Monkeywrenching the spooks
In days of yore, geeks who wanted to show off their bad attitudes would include an X-NSA-Fodder mail-header in their email, including things like “mossad terrorism CIA cocaine bomb.” The nominal premise was that if everyone did it, it would be impossible to usefully automatically filter email, so the Three Letter Agencies would be forced to give up. But I don’t think anyone really believed that the TLAs had any interest in their email, nor that anyone would seriously suggest there was any actual value in extending bait so explicitly marked.

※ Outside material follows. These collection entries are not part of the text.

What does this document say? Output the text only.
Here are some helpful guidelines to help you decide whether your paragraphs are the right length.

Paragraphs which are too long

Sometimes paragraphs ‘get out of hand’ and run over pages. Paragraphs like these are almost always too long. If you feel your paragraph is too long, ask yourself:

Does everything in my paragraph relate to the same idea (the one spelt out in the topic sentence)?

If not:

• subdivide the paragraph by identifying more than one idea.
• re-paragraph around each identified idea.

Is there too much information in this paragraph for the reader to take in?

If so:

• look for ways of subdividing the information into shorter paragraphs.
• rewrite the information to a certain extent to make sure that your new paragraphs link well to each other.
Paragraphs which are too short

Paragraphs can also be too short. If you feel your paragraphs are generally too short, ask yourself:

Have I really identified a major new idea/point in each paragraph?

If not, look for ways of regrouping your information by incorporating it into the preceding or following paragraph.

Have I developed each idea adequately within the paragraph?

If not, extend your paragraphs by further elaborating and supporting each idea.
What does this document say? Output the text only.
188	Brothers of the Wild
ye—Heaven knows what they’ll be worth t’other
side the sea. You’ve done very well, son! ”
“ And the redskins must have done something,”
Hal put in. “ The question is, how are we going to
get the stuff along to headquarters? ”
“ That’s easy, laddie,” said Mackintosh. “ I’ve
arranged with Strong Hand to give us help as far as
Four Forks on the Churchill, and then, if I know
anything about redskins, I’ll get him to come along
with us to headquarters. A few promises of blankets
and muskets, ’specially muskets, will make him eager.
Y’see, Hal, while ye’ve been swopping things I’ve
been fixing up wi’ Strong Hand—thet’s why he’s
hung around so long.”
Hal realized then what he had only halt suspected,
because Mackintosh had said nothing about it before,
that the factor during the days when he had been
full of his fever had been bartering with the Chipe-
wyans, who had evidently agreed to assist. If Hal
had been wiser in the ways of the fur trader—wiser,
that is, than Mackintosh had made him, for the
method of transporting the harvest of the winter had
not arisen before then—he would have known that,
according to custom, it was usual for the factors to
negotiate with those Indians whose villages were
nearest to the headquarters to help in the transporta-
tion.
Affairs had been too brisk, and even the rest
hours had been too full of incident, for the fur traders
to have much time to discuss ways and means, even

Nonetheless, this has been updated and carried to an absurd degree: the Supervillianizer conspiracy client allows you to create a villain with a Swiss email address, who then automatically exchanges email with other villains and together they form conspiracy networks
Swiss law requires ISPs to store all email for 6 months, and I think we all think the Three Letter Agencies and police have an interest in reading email today.
That is just one of the coolest things I have seen in a long time. On the other hand, this seems like a bad time to implement it. It's one thing to keep the TLA's busy chasing spurious data when the threats are more in their imagination than real. But now that there are actual terrorists planning attacks on the Western world, I think it may be counter-productive to flood the mailboxes of the people whose job it is to detect and prevent such attacks. On the gripping hand, the amount of false data generated by a project like this is probably quite small compared to the amount of noise that the TLA's would pick up anyway. My final answer: mostly harmless.